The Colombian man maintains that his application was still within the deadline, but that didn’t stop ICE’s plans. “From Jacksonville they took me to Louisiana. There they told me they were going to give me the yellow fever vaccine because they were going to send me to Angola, but I assumed it was just pressure and a mind game. Until the 13th [of April] they took me out and put me in some cells at the Alexandria airport, and that’s when I found out they were going to send me to the Congo.”
Carlos Rodelo, a 43-year-old from Barranquilla, suffered a similar fate. He fled Colombia after being extorted on several occasions. He entered the U.S. through the border with Mexico and requested asylum. A judge eventually granted him CAT protection (under the UN Convention Against Torture), which only allows relocation to a safe third country in the event of deportation. Rodelo was detained last August and he also filed a writ of habeas corpus. “They held me for several hours in a cell at the Alexandria airport in a small room. I was shackled and hadn’t eaten anything. At one point, 10 ICE agents came in and told me, ‘Go.’ I explained that I couldn’t return to Colombia, and they replied that I was going to Congo and that I shouldn’t waste their time.”

He boarded the plane that would take him to the DRC. It would first stop in Dakar (Senegal) and Accra (Ghana). “I couldn’t believe what was happening. My head was still spinning, and I prayed to God for strength. I felt so helpless because we were tied up. They gave us a small bag with a sandwich and water. We couldn’t lift our heads. They treated us like slaves. It’s something I wouldn’t wish on anyone,” Rodelo recounts. Traveling with him and Cubillos were other Colombian, Peruvian, and Ecuadorian citizens.
Colombian President Gustavo Petro reacted to the news on Saturday. “This is what you call ostracism… The Foreign Minister has orders to bring these Colombians back from Congo immediately and without chains,” he stated in a message on X. The deportees are hopeful that their respective governments will be able to repatriate them.

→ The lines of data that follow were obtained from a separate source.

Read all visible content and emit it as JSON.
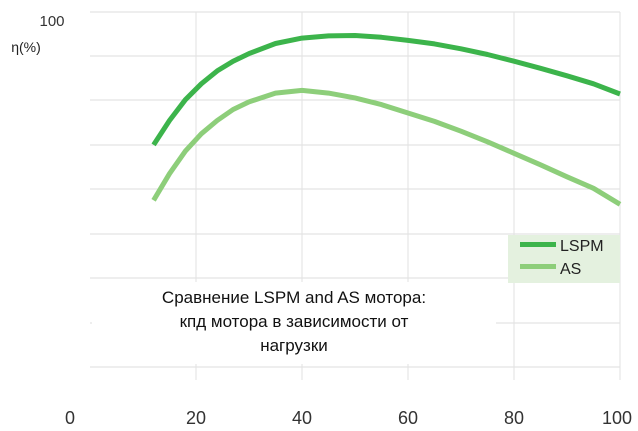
{
  "chart_data": {
    "type": "line",
    "ylabel": "η(%)",
    "y_top_label": "100",
    "x_ticks": [
      0,
      20,
      40,
      60,
      80,
      100
    ],
    "xlim": [
      0,
      100
    ],
    "grid": "horizontal",
    "legend_position": "right",
    "series": [
      {
        "name": "LSPM",
        "color": "#3cb44b",
        "x": [
          12,
          15,
          18,
          21,
          24,
          27,
          30,
          35,
          40,
          45,
          50,
          55,
          60,
          65,
          70,
          75,
          80,
          85,
          90,
          95,
          100
        ],
        "y": [
          70,
          75.5,
          80.2,
          83.8,
          86.7,
          88.9,
          90.6,
          92.9,
          94.1,
          94.6,
          94.7,
          94.3,
          93.6,
          92.8,
          91.7,
          90.4,
          88.9,
          87.3,
          85.6,
          83.8,
          81.5
        ]
      },
      {
        "name": "AS",
        "color": "#8dce7a",
        "x": [
          12,
          15,
          18,
          21,
          24,
          27,
          30,
          35,
          40,
          45,
          50,
          55,
          60,
          65,
          70,
          75,
          80,
          85,
          90,
          95,
          100
        ],
        "y": [
          57.5,
          63.5,
          68.6,
          72.5,
          75.5,
          78,
          79.7,
          81.7,
          82.3,
          81.7,
          80.6,
          79.1,
          77.2,
          75.3,
          73.1,
          70.7,
          68.1,
          65.5,
          62.8,
          60.2,
          56.6
        ]
      }
    ]
  },
  "caption": {
    "line1": "Сравнение LSPM and AS мотора:",
    "line2": "кпд мотора в зависимости от",
    "line3": "нагрузки"
  }
}
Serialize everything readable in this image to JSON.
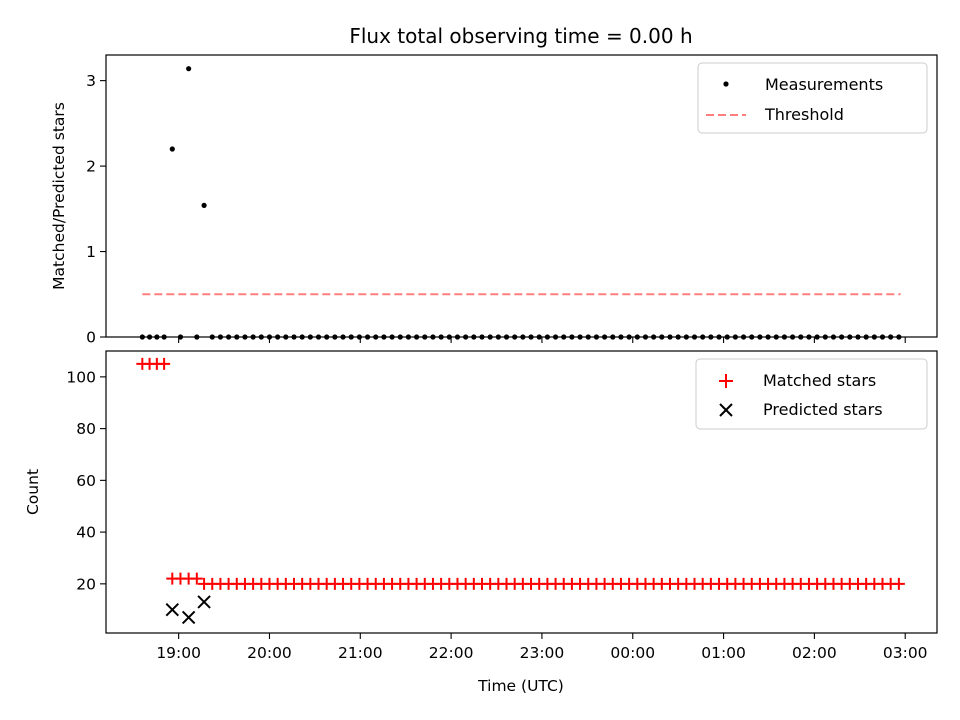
{
  "chart_data": {
    "type": "scatter",
    "title": "Flux total observing time = 0.00 h",
    "xlabel": "Time (UTC)",
    "x_tick_labels": [
      "19:00",
      "20:00",
      "21:00",
      "22:00",
      "23:00",
      "00:00",
      "01:00",
      "02:00",
      "03:00"
    ],
    "x_ticks_hours": [
      19,
      20,
      21,
      22,
      23,
      24,
      25,
      26,
      27
    ],
    "xlim_hours": [
      18.2,
      27.35
    ],
    "x_values_hours": [
      18.6,
      18.68,
      18.76,
      18.84,
      18.93,
      19.02,
      19.11,
      19.2,
      19.28,
      19.37,
      19.46,
      19.55,
      19.64,
      19.73,
      19.82,
      19.91,
      20.0,
      20.09,
      20.18,
      20.27,
      20.36,
      20.45,
      20.54,
      20.63,
      20.72,
      20.81,
      20.9,
      20.99,
      21.08,
      21.17,
      21.26,
      21.35,
      21.44,
      21.53,
      21.62,
      21.71,
      21.8,
      21.89,
      21.98,
      22.07,
      22.16,
      22.25,
      22.34,
      22.43,
      22.52,
      22.61,
      22.7,
      22.79,
      22.88,
      22.97,
      23.06,
      23.15,
      23.24,
      23.33,
      23.42,
      23.51,
      23.6,
      23.69,
      23.78,
      23.87,
      23.96,
      24.05,
      24.14,
      24.23,
      24.32,
      24.41,
      24.5,
      24.59,
      24.68,
      24.77,
      24.86,
      24.95,
      25.04,
      25.13,
      25.22,
      25.31,
      25.4,
      25.49,
      25.58,
      25.67,
      25.76,
      25.85,
      25.94,
      26.03,
      26.12,
      26.21,
      26.3,
      26.39,
      26.48,
      26.57,
      26.66,
      26.75,
      26.84,
      26.93
    ],
    "panels": [
      {
        "ylabel": "Matched/Predicted stars",
        "ylim": [
          0,
          3.3
        ],
        "yticks": [
          0,
          1,
          2,
          3
        ],
        "series": [
          {
            "name": "Measurements",
            "marker": "dot",
            "color": "#000000",
            "values": [
              0,
              0,
              0,
              0,
              2.2,
              0,
              3.14,
              0,
              1.54,
              0,
              0,
              0,
              0,
              0,
              0,
              0,
              0,
              0,
              0,
              0,
              0,
              0,
              0,
              0,
              0,
              0,
              0,
              0,
              0,
              0,
              0,
              0,
              0,
              0,
              0,
              0,
              0,
              0,
              0,
              0,
              0,
              0,
              0,
              0,
              0,
              0,
              0,
              0,
              0,
              0,
              0,
              0,
              0,
              0,
              0,
              0,
              0,
              0,
              0,
              0,
              0,
              0,
              0,
              0,
              0,
              0,
              0,
              0,
              0,
              0,
              0,
              0,
              0,
              0,
              0,
              0,
              0,
              0,
              0,
              0,
              0,
              0,
              0,
              0,
              0,
              0,
              0,
              0,
              0,
              0,
              0,
              0,
              0,
              0
            ]
          },
          {
            "name": "Threshold",
            "marker": "dashed-line",
            "color": "#ff7f7f",
            "value": 0.5,
            "x_range_hours": [
              18.6,
              26.95
            ]
          }
        ],
        "legend": "top-right"
      },
      {
        "ylabel": "Count",
        "ylim": [
          1,
          110
        ],
        "yticks": [
          20,
          40,
          60,
          80,
          100
        ],
        "series": [
          {
            "name": "Matched stars",
            "marker": "plus",
            "color": "#ff0000",
            "values": [
              105,
              105,
              105,
              105,
              22,
              22,
              22,
              22,
              20,
              20,
              20,
              20,
              20,
              20,
              20,
              20,
              20,
              20,
              20,
              20,
              20,
              20,
              20,
              20,
              20,
              20,
              20,
              20,
              20,
              20,
              20,
              20,
              20,
              20,
              20,
              20,
              20,
              20,
              20,
              20,
              20,
              20,
              20,
              20,
              20,
              20,
              20,
              20,
              20,
              20,
              20,
              20,
              20,
              20,
              20,
              20,
              20,
              20,
              20,
              20,
              20,
              20,
              20,
              20,
              20,
              20,
              20,
              20,
              20,
              20,
              20,
              20,
              20,
              20,
              20,
              20,
              20,
              20,
              20,
              20,
              20,
              20,
              20,
              20,
              20,
              20,
              20,
              20,
              20,
              20,
              20,
              20,
              20,
              20
            ]
          },
          {
            "name": "Predicted stars",
            "marker": "cross",
            "color": "#000000",
            "points": [
              {
                "x_hour": 18.93,
                "y": 10
              },
              {
                "x_hour": 19.11,
                "y": 7
              },
              {
                "x_hour": 19.28,
                "y": 13
              }
            ]
          }
        ],
        "legend": "top-right"
      }
    ]
  }
}
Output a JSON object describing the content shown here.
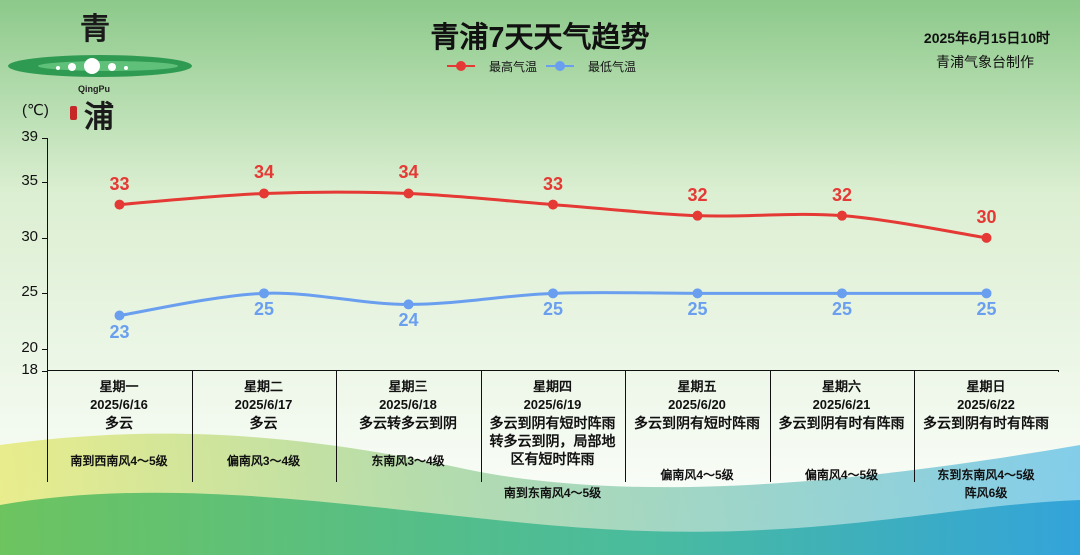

Although both Cubillos and Rodelo maintain that returning to the country they fled under threat was not part of their original plan, they believe it is now their best option given the circumstances. “They can help us there. What happened to me was eight years ago, so I hope to feel safer in Colombia and be able to start over. In the United States, nobody cares about what happens to us. Not a single official has come forward to defend us.”
The deported South Americans have been staying at a hotel in Kinshasa since Friday and have received support from the International Organization for Migration (IOM), a UN agency, including food and medical care. The Colombians interviewed for this story said that a Congolese official told them the government would process temporary visas for them and that they might even issue longer permits if any of them planned to stay. Both of them—and they believe the others as well—want to return to their home countries as soon as possible.